Yine aynı Sofuoğlu, 2020’nin yazı başında İstanbul Sözleşmesi’nden çıkılıp çıkılmaması tartışmaları sırasında, “İstanbul Sözleşmesi’nden çıkılmazsa çok kan dökülür” diyerek Mafya Lideri Sedat Peker’den geri kalmayacağını da göstermişti.

Ancak bugüne kadar Sakarya Üniversitesi, bu açıkça bilim dışı Orta Çağcı görüşler savunan kişinin üniversitenin titrini de kullanarak, toplumu zehirlemesine ses çıkarmamıştı!

Nitekim Sofouoğlu, bilimi altüst etmede yalnız değildir.
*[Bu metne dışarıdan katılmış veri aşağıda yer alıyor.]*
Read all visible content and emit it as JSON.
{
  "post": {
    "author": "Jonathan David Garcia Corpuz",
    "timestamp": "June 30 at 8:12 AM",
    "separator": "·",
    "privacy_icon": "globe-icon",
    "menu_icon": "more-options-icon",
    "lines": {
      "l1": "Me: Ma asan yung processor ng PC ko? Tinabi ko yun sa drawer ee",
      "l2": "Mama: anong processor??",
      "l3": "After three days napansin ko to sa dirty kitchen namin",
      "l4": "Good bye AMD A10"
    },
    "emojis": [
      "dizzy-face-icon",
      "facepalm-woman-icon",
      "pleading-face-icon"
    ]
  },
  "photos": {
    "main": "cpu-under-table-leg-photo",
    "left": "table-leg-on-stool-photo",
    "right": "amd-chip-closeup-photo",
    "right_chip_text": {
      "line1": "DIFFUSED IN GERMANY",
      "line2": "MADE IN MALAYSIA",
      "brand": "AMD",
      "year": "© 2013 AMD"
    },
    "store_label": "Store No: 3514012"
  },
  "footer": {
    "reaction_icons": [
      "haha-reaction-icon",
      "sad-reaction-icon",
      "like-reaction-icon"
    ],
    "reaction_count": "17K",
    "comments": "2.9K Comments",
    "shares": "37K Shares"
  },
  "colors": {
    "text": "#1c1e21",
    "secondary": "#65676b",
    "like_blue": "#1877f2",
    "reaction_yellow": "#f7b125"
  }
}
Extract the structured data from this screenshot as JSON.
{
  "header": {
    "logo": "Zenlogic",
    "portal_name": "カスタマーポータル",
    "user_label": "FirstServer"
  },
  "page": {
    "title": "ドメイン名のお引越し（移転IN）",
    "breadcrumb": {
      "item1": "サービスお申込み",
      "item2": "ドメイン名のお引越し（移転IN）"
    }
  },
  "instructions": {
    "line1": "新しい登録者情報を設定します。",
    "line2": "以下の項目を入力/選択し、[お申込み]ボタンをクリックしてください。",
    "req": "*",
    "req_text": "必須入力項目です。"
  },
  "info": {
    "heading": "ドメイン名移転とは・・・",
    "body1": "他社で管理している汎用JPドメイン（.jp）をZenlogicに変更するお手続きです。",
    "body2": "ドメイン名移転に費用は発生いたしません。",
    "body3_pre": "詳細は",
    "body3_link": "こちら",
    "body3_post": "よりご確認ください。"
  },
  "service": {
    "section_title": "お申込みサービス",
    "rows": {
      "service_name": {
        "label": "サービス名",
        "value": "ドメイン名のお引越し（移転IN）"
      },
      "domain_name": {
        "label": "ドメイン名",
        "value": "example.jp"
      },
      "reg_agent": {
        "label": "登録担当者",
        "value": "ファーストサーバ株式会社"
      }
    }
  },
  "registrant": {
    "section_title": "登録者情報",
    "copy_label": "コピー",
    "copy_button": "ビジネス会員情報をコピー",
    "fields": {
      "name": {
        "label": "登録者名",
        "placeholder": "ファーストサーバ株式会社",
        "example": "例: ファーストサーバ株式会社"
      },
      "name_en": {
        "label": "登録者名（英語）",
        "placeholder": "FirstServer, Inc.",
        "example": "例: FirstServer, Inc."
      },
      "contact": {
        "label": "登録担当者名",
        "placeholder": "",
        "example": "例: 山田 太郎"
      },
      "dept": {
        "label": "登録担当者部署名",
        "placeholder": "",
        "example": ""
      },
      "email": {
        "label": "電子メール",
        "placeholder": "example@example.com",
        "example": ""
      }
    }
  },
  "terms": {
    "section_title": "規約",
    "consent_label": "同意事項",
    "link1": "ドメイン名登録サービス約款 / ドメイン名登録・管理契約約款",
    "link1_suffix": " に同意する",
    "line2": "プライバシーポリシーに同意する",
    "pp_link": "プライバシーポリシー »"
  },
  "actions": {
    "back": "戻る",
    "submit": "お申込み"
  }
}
2018’de 5 Ocak günü TRT’de bir tartışma programına çıkan İstanbul Üniversitesi Deniz Bilimleri Öğretim Üyesi Doç. Dr. Cihan Örnek, “Hazreti Nuh’un cep telefonu vardı. Oğluyla cep telefonuyla konuştu” diyerek, bilim dışılıkta zirveyi zorlamıştı. Ama, Örnek’in bu tutumu karşısında İÜ yönetimi, sadece “Hocam şimdilik böyle şeyler söylemeyin” demekle yetinmişti!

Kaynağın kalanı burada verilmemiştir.